Sur ces deux derniers sujets, le baromètre du dialogue social du Groupe Alpha a fait apparaître que ce sont ceux sur lesquels un dialogue constructif peut s’établir. Mais cela suppose au préalable une évolution de certains dispositifs de la négociation collective. Les pouvoirs publics doivent faire du plan de développement des compétences un objet à part entière de négociation entre les parties prenantes. La question du développement des compétences est cruciale dans les entreprises confrontées à la transformation digitale et à la transition environnementale. Elle l’est tout autant dans la gestion des âges. Des travaux, menés notamment par Sémaphores, ont confirmé le caractère flou, nomade et polysémique de la notion de compétence dans les entreprises, ce qui ne favorise pas son appropriation spontanée si l’on n’en fait pas un objet de négociation. Or, dans les faits, la formation ne représente pas un sujet majeur de concertation, les accords ayant pour thème la formation professionnelle représentant moins de 3 % des accords d’entreprise. S’agissant des sujets de santé, de sécurité et de conditions de travail (SSCT), leur traitement apparaît de manière unanime comme dégradé depuis la mise en œuvre des ordonnances travail de 2017. Or les questions de SSCT des seniors, parmi lesquelles la prévention de la pénibilité, exigent un dialogue social au plus près des situations de travail. Dès lors, il est nécessaire de renforcer les dispositions légales supplétives sur les moyens du CSE, de la CSSCT et des représentants de proximité. Faute d’aménagement des conditions de travail des seniors préalable à un recul de l’âge, c’est une dégradation de l’état de santé qui se produira, dont la partie visible sera le sas de précarité avant la retraite (chômage, invalidité) et l’absentéisme dans les entreprises, mais dont une partie sera également invisible. Elle ne sera pas toutefois sans conséquence sur les organisations et la productivité. Pour la mise en œuvre de mesures spécifiques, il y a matière à inspiration dans le rapport Mériaux, Bellon, Soussan (2019) qui avait identifié cinq axes d’action.

Conclusion

Il n’y a pas aujourd’hui de base sociale à la réforme actuelle. La légitimité de l’élection présidentielle est insuffisante étant donné les circonstances dans lesquelles le second tour a eu lieu. Le patronat, bien que favorable au relèvement de l’âge d’ouverture des droits, n’en était pas demandeur et les syndicats la combattent unanimement. Dans le débat démocratique, cette réforme génère une incompréhension liée au revirement du président de la République sans une quelconque forme d’explication. Celui-ci est passé d’un projet de réforme systémique niant les besoins de financement (pour plus de précisions, lire ici), et visant à faire rentrer à marche forcée 42 régimes dans un régime unique, à un projet de réforme paramétrique, à vocation financière mais rabougri car ne jouant que sur un seul levier de financement, ce qui n’avait pas été le cas lors des réformes de 2003, 2010 et 2014.

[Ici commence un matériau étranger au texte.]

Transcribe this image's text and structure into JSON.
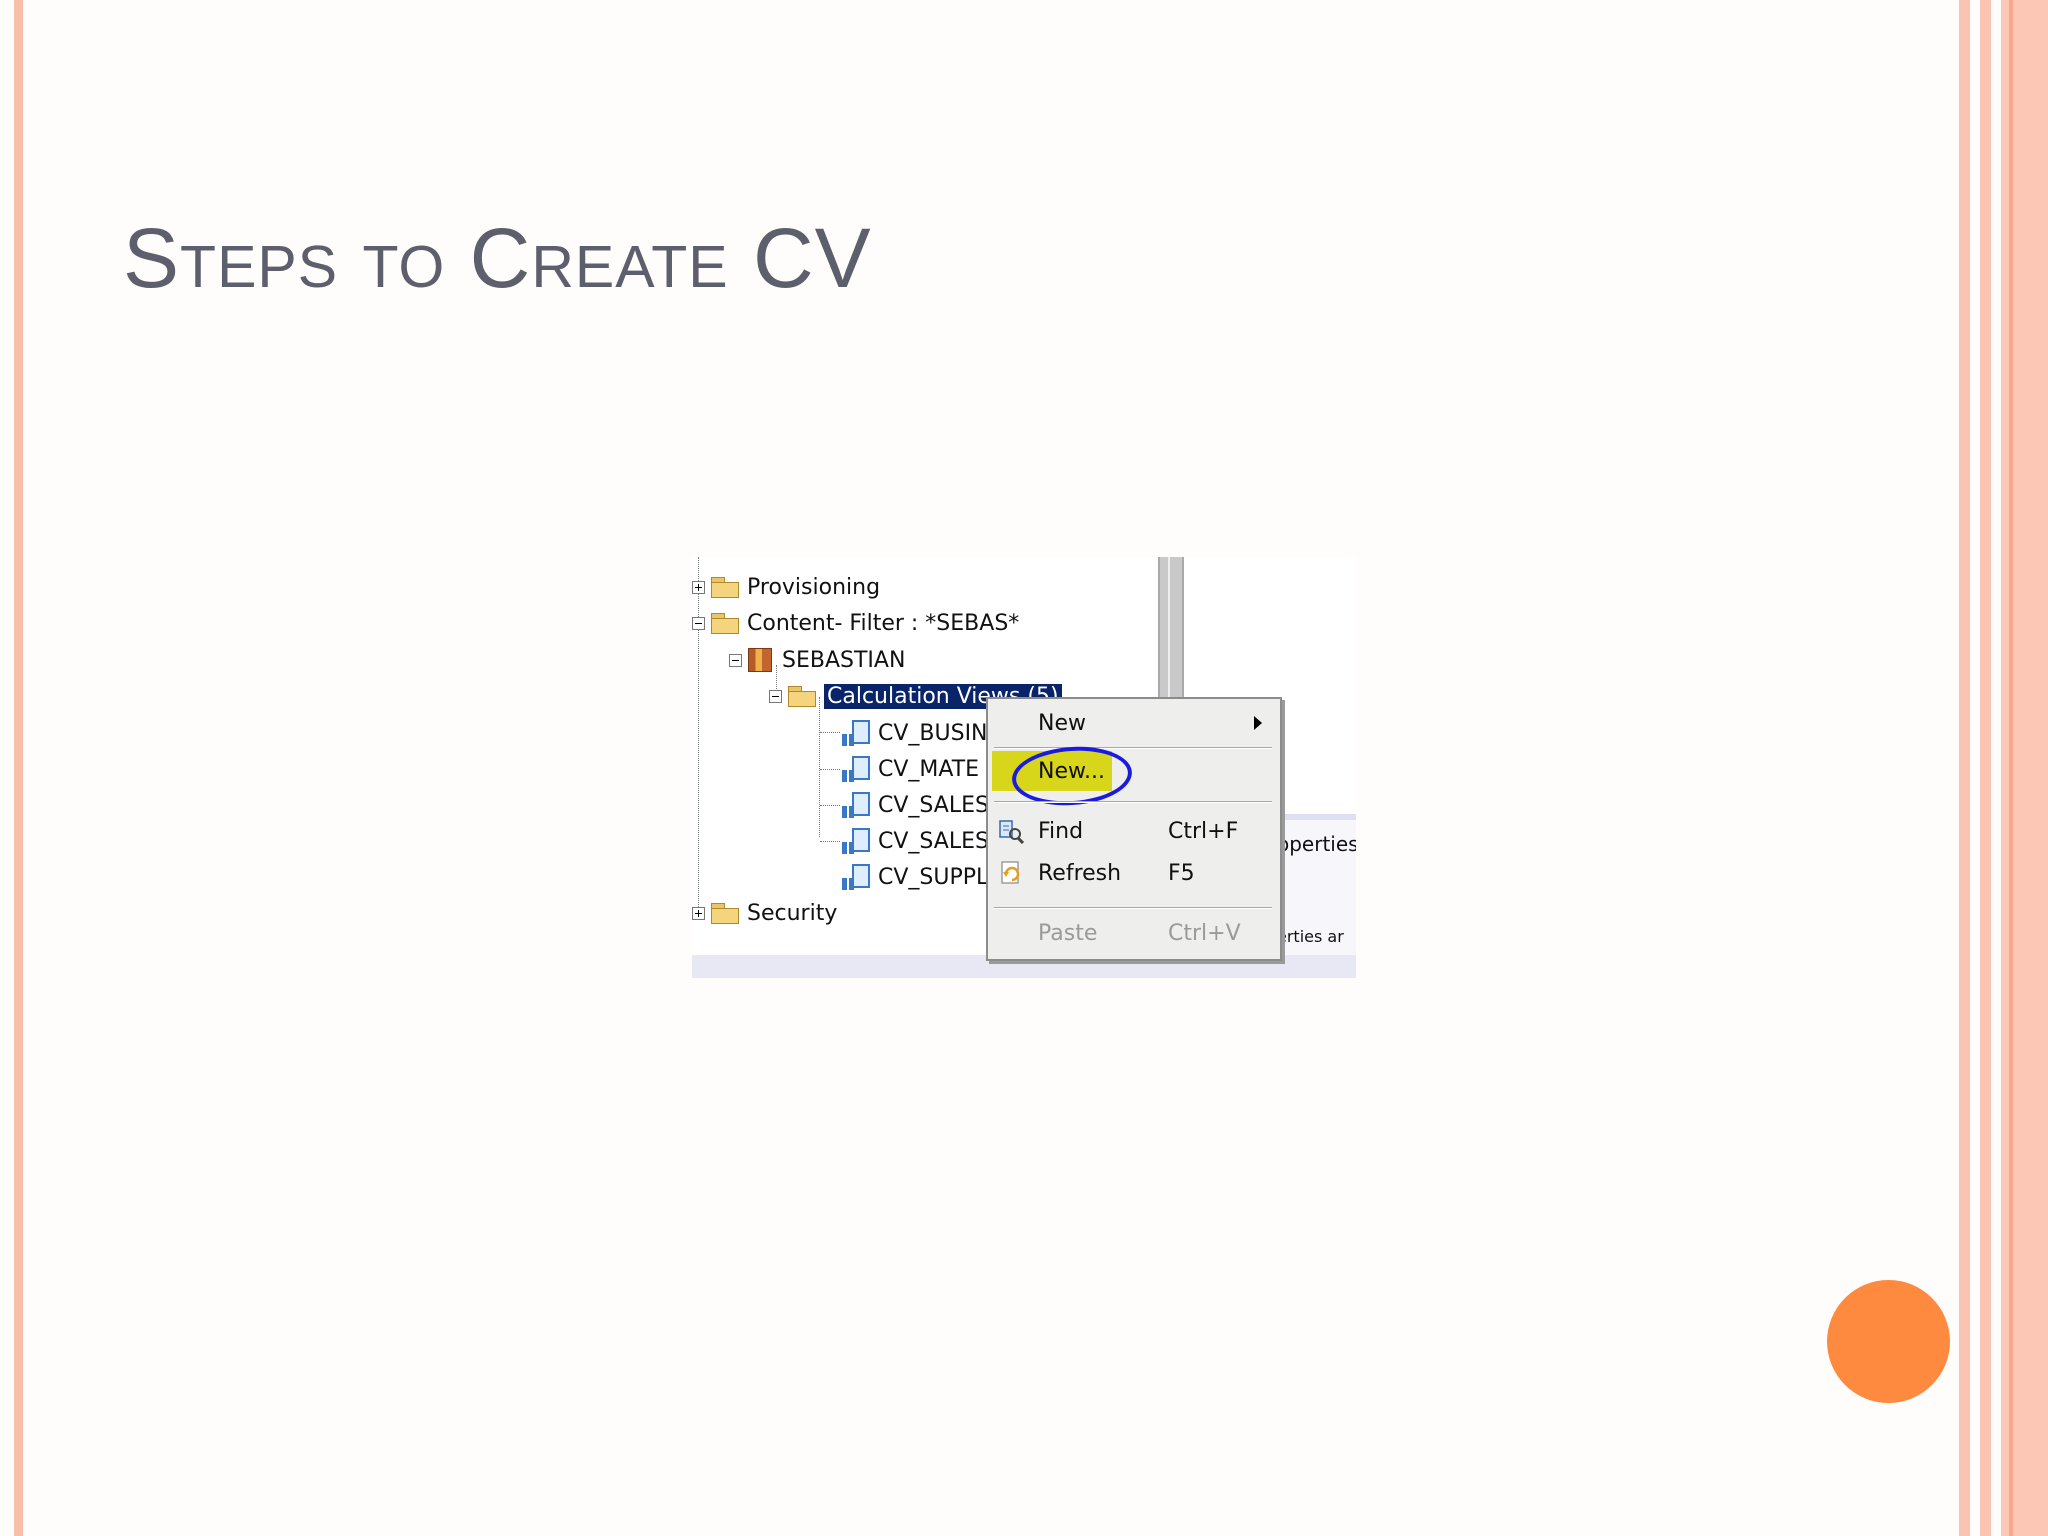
{
  "slide": {
    "title": "Steps to Create CV"
  },
  "tree": {
    "items": [
      {
        "label": "Provisioning",
        "expander": "plus"
      },
      {
        "label": "Content- Filter : *SEBAS*",
        "expander": "minus"
      },
      {
        "label": "SEBASTIAN",
        "expander": "minus"
      },
      {
        "label": "Calculation Views (5)",
        "expander": "minus"
      },
      {
        "label": "CV_BUSIN"
      },
      {
        "label": "CV_MATE"
      },
      {
        "label": "CV_SALES"
      },
      {
        "label": "CV_SALES"
      },
      {
        "label": "CV_SUPPL"
      },
      {
        "label": "Security",
        "expander": "plus"
      }
    ]
  },
  "panel": {
    "properties_partial": "operties",
    "properties_partial2": "erties ar"
  },
  "context_menu": {
    "new": "New",
    "new_ellipsis": "New...",
    "find": "Find",
    "find_shortcut": "Ctrl+F",
    "refresh": "Refresh",
    "refresh_shortcut": "F5",
    "paste": "Paste",
    "paste_shortcut": "Ctrl+V"
  },
  "colors": {
    "title": "#5d5f6c",
    "accent_orb": "#fe8a40",
    "border": "#f9c5b2",
    "selection": "#0a246a",
    "highlight": "#d7d61a",
    "circle": "#1b1be0"
  }
}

L’unité syndicale, l’ampleur historique des mobilisations, leur ancrage territorial, les enquêtes d’opinion révèlent un refus massif de la réforme actuelle. Un principe de réalité sociale doit prévaloir. La priorité doit être donnée à l’emploi des seniors et une discussion doit s’engager sur d’autres sources de financement pour financer les besoins du système des dix prochaines années.